My practice is inspired by relationships; relationships found between people, to oneself, to our environment and to our experiences.   Themes such as dependence vs. Independence have also inspired my current practice.  I explore these themes through form, compositions and surface manipulation.  My chosen materials and tools are also selected to enhance the meaning of the work.  The sculptures are often made in multiples resulting in a silent dialogue between each other.  My practice reflects the saying “the process of becoming, rather than a means to an end”.

I believe that there should be an even balance between the language of the material and my impact upon it.  I therefore let the clay speak through simple manipulation where there is room for the clay and glaze to speak its own language.  I manipulate and work with the clay to express different personal feelings.  The method of making is also chosen in accordance to the meaning of the work.  For me the clay is a vehicle to express intense feelings that capture a moment.  

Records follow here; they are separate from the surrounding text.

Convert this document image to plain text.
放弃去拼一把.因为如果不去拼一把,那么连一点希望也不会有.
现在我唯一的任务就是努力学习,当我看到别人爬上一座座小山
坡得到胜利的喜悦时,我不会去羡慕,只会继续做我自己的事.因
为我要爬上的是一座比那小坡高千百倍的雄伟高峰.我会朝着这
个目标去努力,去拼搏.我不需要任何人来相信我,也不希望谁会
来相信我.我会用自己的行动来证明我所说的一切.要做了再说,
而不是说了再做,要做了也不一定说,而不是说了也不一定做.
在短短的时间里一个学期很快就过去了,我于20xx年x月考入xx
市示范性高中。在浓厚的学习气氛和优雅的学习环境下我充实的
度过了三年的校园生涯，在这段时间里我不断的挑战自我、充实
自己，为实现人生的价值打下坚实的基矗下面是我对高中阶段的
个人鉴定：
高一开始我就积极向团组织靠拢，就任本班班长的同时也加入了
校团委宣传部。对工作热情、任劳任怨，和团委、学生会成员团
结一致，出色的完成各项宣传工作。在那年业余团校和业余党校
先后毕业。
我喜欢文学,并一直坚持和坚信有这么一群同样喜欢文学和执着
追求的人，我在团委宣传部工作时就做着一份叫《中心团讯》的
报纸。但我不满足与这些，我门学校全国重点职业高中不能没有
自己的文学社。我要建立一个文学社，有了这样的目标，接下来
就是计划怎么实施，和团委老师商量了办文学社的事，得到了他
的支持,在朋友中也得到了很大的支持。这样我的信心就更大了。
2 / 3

Local clays and wood ashes are often used to glaze my work.  For me it is important to both research about my close environment and use its natural resources as well as using different found objects as my tools.  This adds both meaning and helps to signify the importance of experience in an environment both physically mentally.  I am also interested in making the sculptures at different locations which both adds meaning to that specific piece as it captures a moment and place.  

After firing the pieces I put them together in different compositions usually made from two or more sections.  I incorporate different materials such as metal, wood, or organic materials.  The pieces are sometimes strung together using metal wire.  I see the sculptures as a composition, one note after another.  Each being dependent on the other’s presence in order for music to be heard.